If I had written a 'pregnancy faves' post when I was pregnant with Michael the picture at the top would have looked so different. There would be a big deli sandwich, hot thai food, bagels with cream cheese, a dog leash and a picture of Ella's face, big comfy scrubs for work, my long coat that fit over my belly until the very end, and my favorite maternity cords that I wore out the winter I carried Michael. That pregnancy was all about comfort food and being cozy. This time cool and refreshing is what I crave. Here are a few of my favorites:

1 Tracy Anderson's pregnancy workouts - tailored to each month, they're effective and fun
2 Curel lotion - it's not glamorous, but it's inexpensive and it took good care of my skin the first time around!
3 Rosebud salve - my lips always seem to be dry when I'm pregnant and this heals them up fast
4 Iced tea - sweet and cold, even better when enjoyed on the front porch
5 Fudgesicles - the yummiest way I know to handle my mad sweet cravings
6 Peaches and strawberries - I can't get enough
7 iPregnancy - my favorite app for weekly pictures and info, storing information related to doctor visits, and counting down (63 days until due day!)
8 Old Navy maternity tanks - again, not glamorous, but they fit great and the price is right (I live in mine)

7.03.2013

Three things

...about this pregnancy.

1. The first three months were rough. I found out I was pregnant at about 5 weeks. A few days later I started feeling really sick and tired. I never actually "got sick", but for the first three months I felt like I was getting over a bout of bad food poisoning - weak, sleepy, and nauseated by most foods. I lived on lots of cereal and clementine oranges and naps during that stage. And then, at 12 weeks I felt better! It was amazing how quickly it changed, and such a relief! I still don't want meat very much, but I've had lots of other (mostly sweet) cravings: peaches, ice tea, s'mores (with peanut butter), ice cream, strawberries, milk, hummus and greek salad, pizza, and popsicles.

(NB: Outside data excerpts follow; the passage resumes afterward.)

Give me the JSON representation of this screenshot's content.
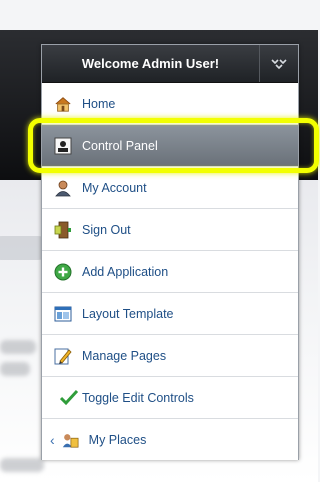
{
  "menu": {
    "title": "Welcome Admin User!",
    "toggle_icon": "collapse-arrows-icon",
    "items": [
      {
        "label": "Home",
        "icon": "home-icon"
      },
      {
        "label": "Control Panel",
        "icon": "control-panel-icon"
      },
      {
        "label": "My Account",
        "icon": "user-icon"
      },
      {
        "label": "Sign Out",
        "icon": "sign-out-icon"
      },
      {
        "label": "Add Application",
        "icon": "add-icon"
      },
      {
        "label": "Layout Template",
        "icon": "layout-icon"
      },
      {
        "label": "Manage Pages",
        "icon": "edit-pages-icon"
      },
      {
        "label": "Toggle Edit Controls",
        "icon": "checkmark-icon"
      },
      {
        "label": "My Places",
        "icon": "my-places-icon"
      }
    ],
    "active_item": "Control Panel"
  },
  "colors": {
    "link": "#1f4f86",
    "highlight": "#f2ff00",
    "header": "#2b2e33"
  }
}
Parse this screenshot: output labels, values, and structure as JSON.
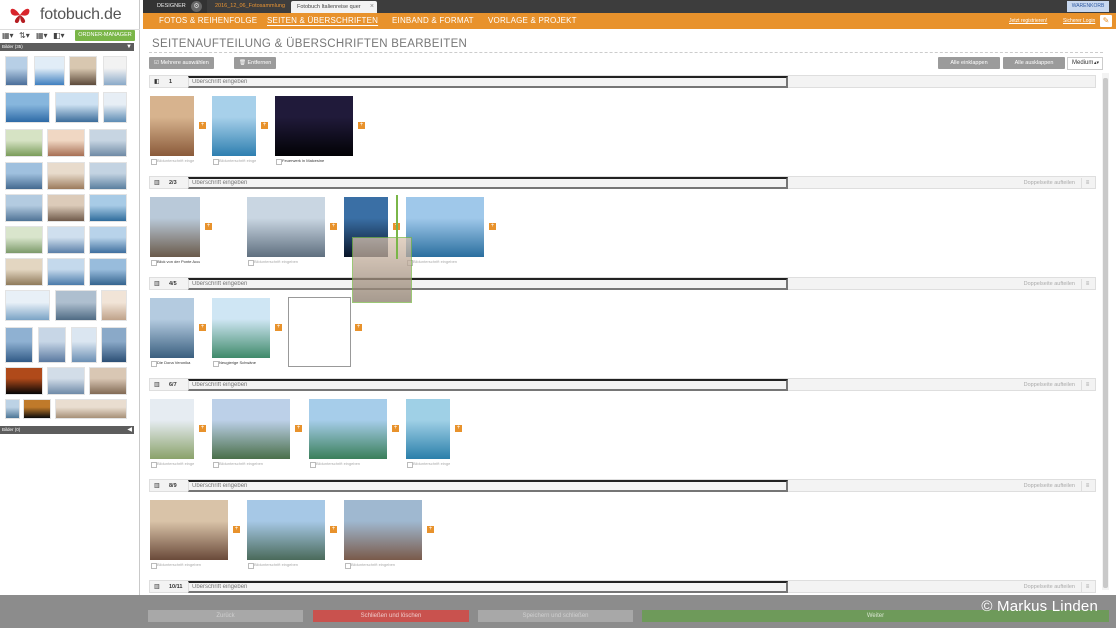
{
  "brand": {
    "logo_text": "fotobuch.de"
  },
  "sidebar": {
    "ordner_button": "ORDNER-MANAGER",
    "bar_top": "Bilder (35)",
    "bar_bottom": "Bilder (0)"
  },
  "topbar": {
    "designer": "DESIGNER",
    "tab1": "2016_12_06_Fotosammlung",
    "tab2": "Fotobuch Italienreise quer",
    "cart": "WARENKORB"
  },
  "nav": {
    "items": [
      "FOTOS & REIHENFOLGE",
      "SEITEN & ÜBERSCHRIFTEN",
      "EINBAND & FORMAT",
      "VORLAGE & PROJEKT"
    ],
    "register": "Jetzt registrieren!",
    "login": "Sicherer Login"
  },
  "main": {
    "title": "SEITENAUFTEILUNG & ÜBERSCHRIFTEN BEARBEITEN",
    "btn_select": "Mehrere auswählen",
    "btn_remove": "Entfernen",
    "btn_collapse": "Alle einklappen",
    "btn_expand": "Alle ausklappen",
    "size_select": "Medium",
    "heading_placeholder": "Überschrift eingeben",
    "split_label": "Doppelseite aufteilen",
    "caption_placeholder": "Bildunterschrift eingeben",
    "captions": [
      "Bildunterschrift eingeben",
      "Bildunterschrift eingeben",
      "Feuerwerk in Malcesine",
      "Blick von der Ponte Accademia",
      "Bildunterschrift eingeben",
      "Bildunterschrift eingeben",
      "Die Dona Veronika",
      "Neugierige Schwäne",
      "Bildunterschrift eingeben",
      "Bildunterschrift eingeben",
      "Bildunterschrift eingeben",
      "Bildunterschrift eingeben",
      "Bildunterschrift eingeben",
      "Bildunterschrift eingeben",
      "Bildunterschrift eingeben"
    ],
    "sections": [
      {
        "pages": "1"
      },
      {
        "pages": "2/3"
      },
      {
        "pages": "4/5"
      },
      {
        "pages": "6/7"
      },
      {
        "pages": "8/9"
      },
      {
        "pages": "10/11"
      }
    ]
  },
  "bottom": {
    "back": "Zurück",
    "close": "Schließen und löschen",
    "save": "Speichern und schließen",
    "next": "Weiter",
    "copyright": "© Markus Linden"
  },
  "colors": {
    "accent": "#e8922c",
    "green": "#7ab648",
    "red": "#d9534f"
  }
}
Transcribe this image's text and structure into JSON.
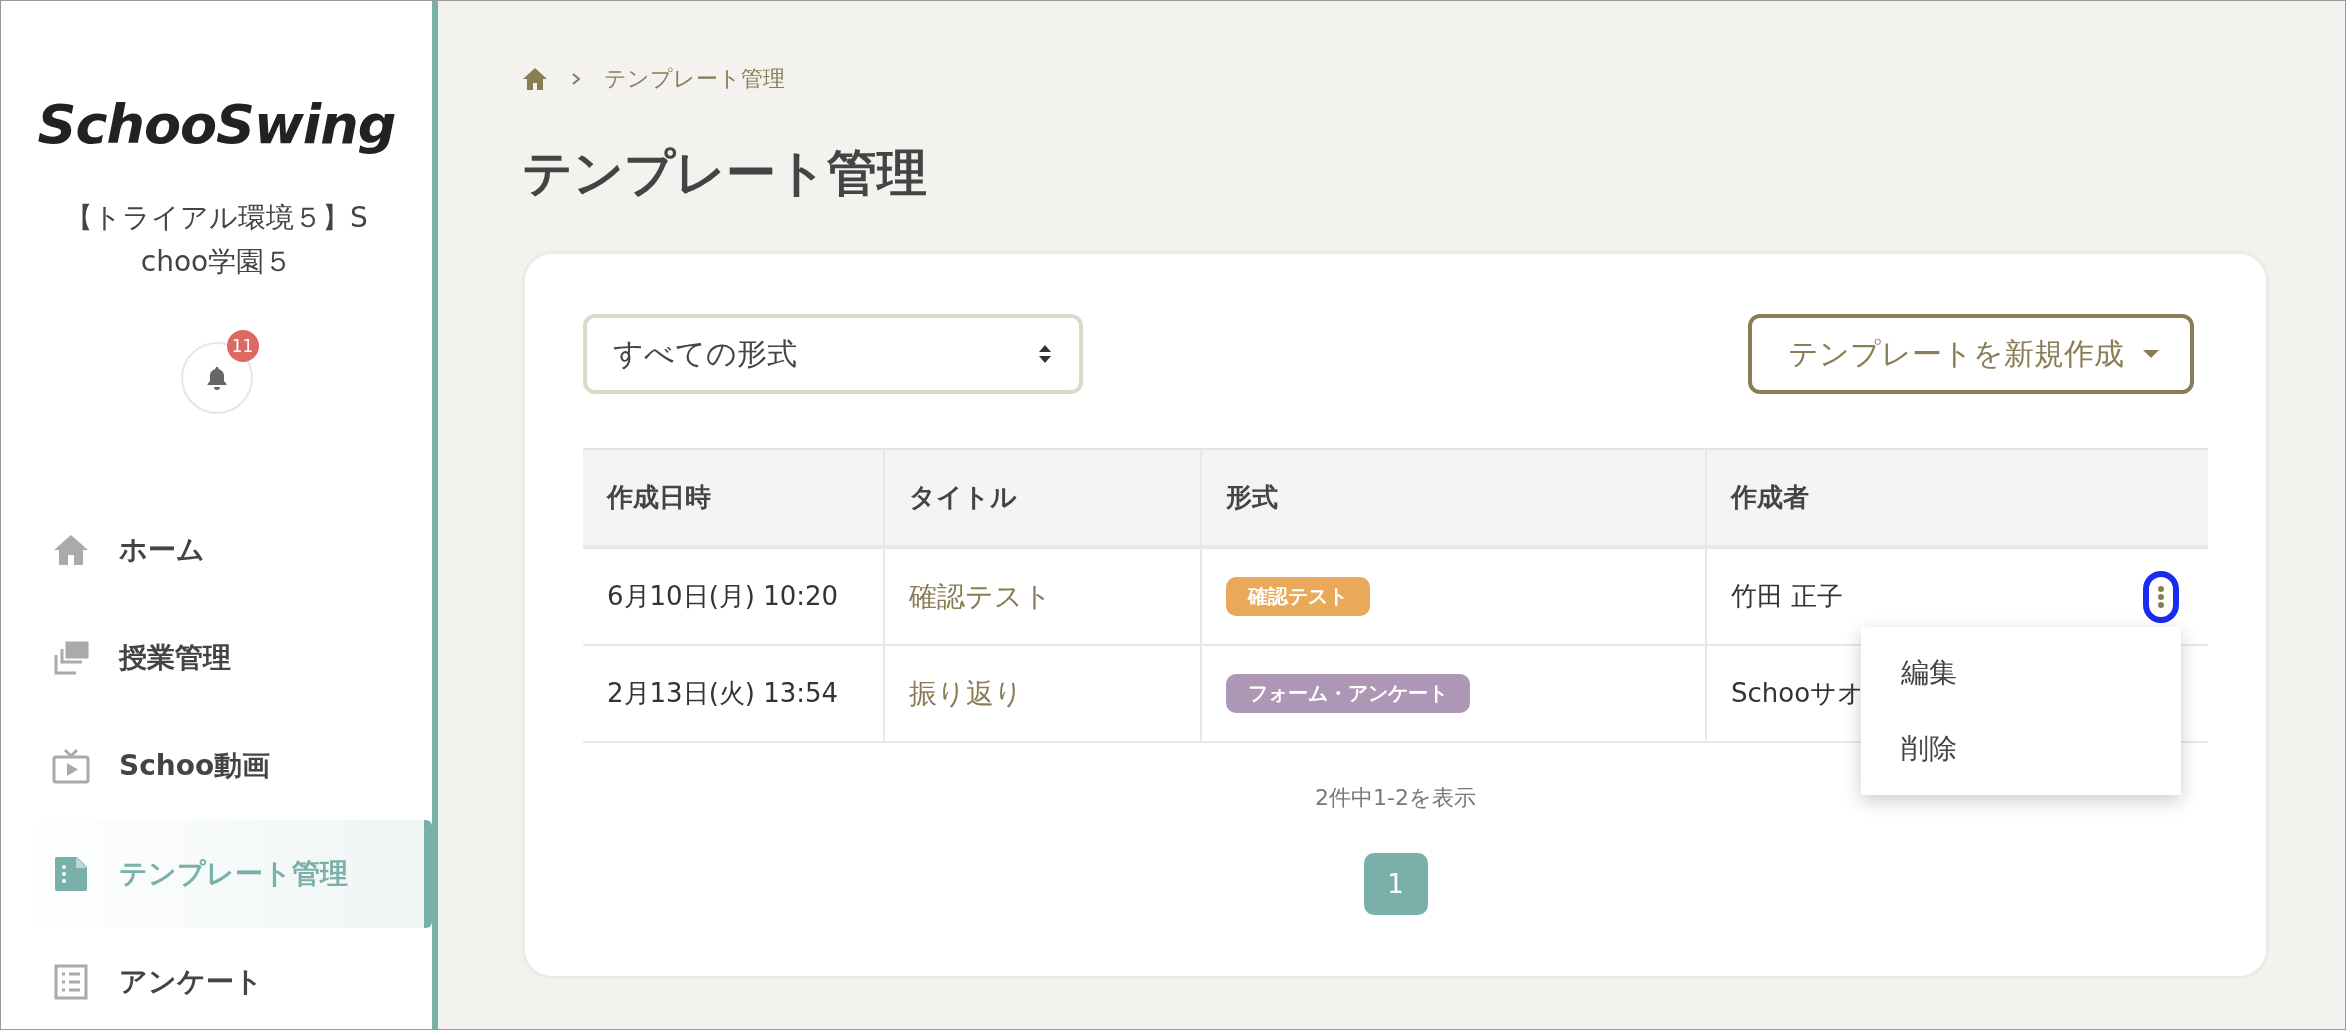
{
  "sidebar": {
    "logo": "SchooSwing",
    "organization": "【トライアル環境５】Schoo学園５",
    "notifications": {
      "count": "11"
    },
    "items": [
      {
        "label": "ホーム",
        "kind": "home",
        "selected": false
      },
      {
        "label": "授業管理",
        "kind": "classes",
        "selected": false
      },
      {
        "label": "Schoo動画",
        "kind": "video",
        "selected": false
      },
      {
        "label": "テンプレート管理",
        "kind": "template",
        "selected": true
      },
      {
        "label": "アンケート",
        "kind": "survey",
        "selected": false
      }
    ]
  },
  "breadcrumb": {
    "items": [
      "テンプレート管理"
    ]
  },
  "page_title": "テンプレート管理",
  "filter": {
    "value": "すべての形式"
  },
  "create_button": "テンプレートを新規作成",
  "table": {
    "columns": [
      "作成日時",
      "タイトル",
      "形式",
      "作成者"
    ],
    "rows": [
      {
        "date": "6月10日(月) 10:20",
        "title": "確認テスト",
        "format": {
          "label": "確認テスト",
          "color": "#e9a85a"
        },
        "author": "竹田 正子",
        "menu_open": true
      },
      {
        "date": "2月13日(火) 13:54",
        "title": "振り返り",
        "format": {
          "label": "フォーム・アンケート",
          "color": "#ae96b5"
        },
        "author": "Schooサオ",
        "menu_open": false
      }
    ]
  },
  "row_menu": {
    "items": [
      "編集",
      "削除"
    ]
  },
  "pagination": {
    "summary": "2件中1-2を表示",
    "pages": [
      {
        "label": "1",
        "selected": true
      }
    ]
  }
}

2. It's possible that my memory is fuzzy, but this baby seems a lot more active than Michael was. I felt the first kicks at 15 weeks and they were strong! Ever since then, this little guy has been flipping and rolling and kicking almost constantly. I'm so interested (and a little scared) to see how his energy level compares with Michael. I thought Michael was active, but I think this one might keep me even more on my toes....

3. Once those first few yucky months were over, this pregnancy flew by. We've still got 9 weeks to go, and I can feel time slowing down a little bit, but overall I can't believe how quickly it has passed! I'm so thankful that the baby and I are healthy, and I'm thankful that I have Michael to keep me distracted from the countdown. I'm so excited to meet this little man and cover his sweet face with kisses.